VHA sets grocery list of areas for spending $817,000 at homes
Published 12:00 am Wednesday, May 30, 2001
[05/30/01] Members of a resident advisory board to the Vicksburg Housing Authority Tuesday approved a plan on how to spend $816,616 in federal funds allocated to boost the city’s five housing complexes.
The breakdown this year will be:
$60,000 to operations
$100,000 to architectural and engineering
$60,000 for site improvements
$223,800 for dwelling equipment
$112,000 for non-dwelling equipment
$60,000 for dwelling structures and
$40,000 for contingencies.
Specifics include drainage work, new stoves and refrigerators for all homes and 24 air conditioner compressors.
“It seems to be a very good plan,” said Gloria Goodman of Rolling Acres.
One of the main improvements the VHA and the tenant advisory board said they would like to see for the 2001 program is area beautification throughout the housing areas, such as landscaping, flowers, shrubbery and playground equipment.
“Some sites have limited space but I would like to have something at all areas,” Executive Director James Stirgus Sr. said. “I would also like to have vandal-proof equipment.”

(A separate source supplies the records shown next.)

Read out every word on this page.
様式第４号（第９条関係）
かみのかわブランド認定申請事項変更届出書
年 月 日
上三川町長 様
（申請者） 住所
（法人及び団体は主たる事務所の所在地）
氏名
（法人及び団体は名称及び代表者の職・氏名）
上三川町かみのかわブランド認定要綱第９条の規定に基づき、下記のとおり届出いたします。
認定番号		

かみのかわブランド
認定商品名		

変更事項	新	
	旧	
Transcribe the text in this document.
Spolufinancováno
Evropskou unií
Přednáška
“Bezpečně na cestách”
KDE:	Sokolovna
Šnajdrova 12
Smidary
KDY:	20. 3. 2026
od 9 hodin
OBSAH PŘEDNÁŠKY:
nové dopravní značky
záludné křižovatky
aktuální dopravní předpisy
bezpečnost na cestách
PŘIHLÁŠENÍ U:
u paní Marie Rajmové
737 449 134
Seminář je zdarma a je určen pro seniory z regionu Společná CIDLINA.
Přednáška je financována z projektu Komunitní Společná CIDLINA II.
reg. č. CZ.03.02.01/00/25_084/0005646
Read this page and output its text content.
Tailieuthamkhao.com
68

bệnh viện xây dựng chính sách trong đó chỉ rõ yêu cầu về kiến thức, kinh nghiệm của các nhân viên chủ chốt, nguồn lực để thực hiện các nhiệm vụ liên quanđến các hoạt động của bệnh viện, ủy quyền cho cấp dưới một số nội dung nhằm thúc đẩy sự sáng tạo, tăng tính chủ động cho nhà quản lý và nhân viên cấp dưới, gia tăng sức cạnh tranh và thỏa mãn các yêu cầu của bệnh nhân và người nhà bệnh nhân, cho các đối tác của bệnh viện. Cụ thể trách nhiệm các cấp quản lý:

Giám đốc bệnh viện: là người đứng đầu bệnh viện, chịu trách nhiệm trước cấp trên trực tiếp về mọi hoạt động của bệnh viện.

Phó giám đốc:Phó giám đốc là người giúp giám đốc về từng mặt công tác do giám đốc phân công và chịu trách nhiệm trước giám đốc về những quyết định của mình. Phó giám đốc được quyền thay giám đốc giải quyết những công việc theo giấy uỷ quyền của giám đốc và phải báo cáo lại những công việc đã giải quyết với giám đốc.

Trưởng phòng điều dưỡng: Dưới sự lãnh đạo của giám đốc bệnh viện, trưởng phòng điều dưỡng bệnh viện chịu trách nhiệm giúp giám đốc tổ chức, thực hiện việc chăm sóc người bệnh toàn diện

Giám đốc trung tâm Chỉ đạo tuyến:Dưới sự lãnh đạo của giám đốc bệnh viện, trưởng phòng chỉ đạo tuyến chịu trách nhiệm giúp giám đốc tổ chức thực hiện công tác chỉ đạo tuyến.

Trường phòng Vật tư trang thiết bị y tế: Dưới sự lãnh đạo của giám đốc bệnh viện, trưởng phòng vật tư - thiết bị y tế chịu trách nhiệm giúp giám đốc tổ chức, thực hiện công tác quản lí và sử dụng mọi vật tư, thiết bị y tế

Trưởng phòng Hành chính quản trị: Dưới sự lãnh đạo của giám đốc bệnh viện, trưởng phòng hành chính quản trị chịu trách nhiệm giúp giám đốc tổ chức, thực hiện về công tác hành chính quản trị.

Stirgus also suggested a softball field be built at Cedars Estates where 35 acres of land is going unused.
The VHA also devised a five-year plan as required by the federal Department of Housing and Urban Development for the program, which includes bathroom and kitchen renovations, interior and exterior renovations, roofing, interior painting of all residences, lawn mowers, utility trucks, playground upgrades and energy efficient interior lighting.
Another $105,647 was awarded to the VHA in April through the Public Housing Drug Elimination Program for efforts to reduce drug use in housing areas through recreation and activities.
Stirgus said he has already obligated $40,000 to the Good Shepherd Community Center to provide activities for children in all housing areas this summer and for computer classes at Urban Court Apartments.
There is also a community service requirement through HUD that stipulates that anyone 18 or older, able-bodied and not working, must perform eight hours of community service a month. However, Stirgus said 86 percent of residents in VHA homes are employed.
Consultant Robert E. Taylor said the five-member panels’ approval of Capital Fund Program projects forwards the plan to the VHA board and then to HUD. The money should be obligated by March 2002, and spent by December 2002, he said.
“It depends on the bids we receive how much of this actually gets done,” Taylor said.
The VHA received $800,550 in 2000 through the program and used the money for heat and air units for all residences, new mailboxes and a refurbished community building.